Caregiver Advice – What One Eats Could Potentially Ward Off Alzheimer’s

We’ve always advised our caregivers on how to help patients with their diets. Providing a balanced diet and limiting foods with high saturated fats, refined sugar and sodium are always preferred to keep the body healthy and strong – especially with respect to patients with dementia and Alzheimer’s. As these disease progress, patients often lose their appetite and experience dramatic weight loss. And, staying hydrated is a key measure.

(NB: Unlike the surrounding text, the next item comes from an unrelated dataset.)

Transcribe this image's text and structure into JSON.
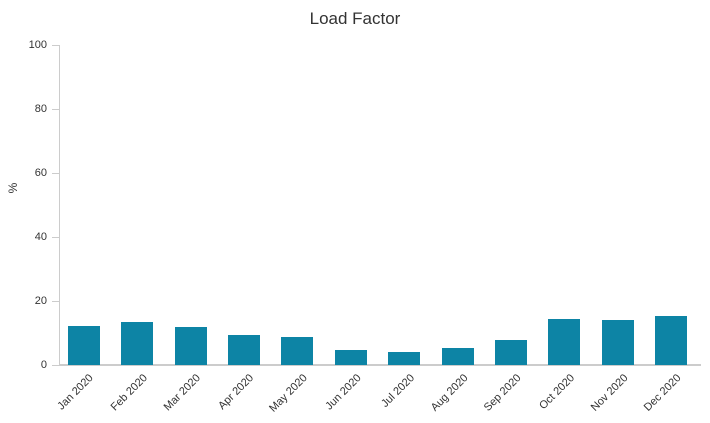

A recent study – called the MIND diet – shows that a specific diet plan may help reduce the risk of developing Alzheimer’s disease by upwards of 50%. (Currently over 5 millions Americans over 65 are affected by this disease.) Of course there are many factors that play a role (like exercise, smoking, education and genetics), but the MIND diet slowed down the cognitive decline rate across the board.

The MIND diet basically focuses on 10 “brain foods” that people should work into their diet. It also points out 5 food groups that are unhealthy. On the list of good foods to eat:

  1. Leafy greens – kale, spinach, broccoli and other greens – at least two times per week
  2. Other Veggies – at least once per day
  3. Nuts – Five servings per week
  4. Berries – Two or more servings per week
  5. Beans – At least three servings per week
  6. Whole Grains – Three or more times per day
  7. Fish – At least once per week
  8. Poultry – At least twice per week
  9. Olive oil over other cooking oils/fats
  10. Wine – a glass every day!

On the list of five foods to avoid/reduce are:

  1. Red Meat – Less than four times per week (ideally one)
  2. Butter and margarine
  3. Cheese – Limit it to once per week
  4. Pastries and sweets – No more than five per week
  5. Fried foods – Once a week is enough

Research shows that those who stuck to the diet truly reduced their risk by the 50+% mentioned above. However, those who only mildly followed the guidelines, had only a 35% reduction in risk. So in this case, being diligent about the diet is key.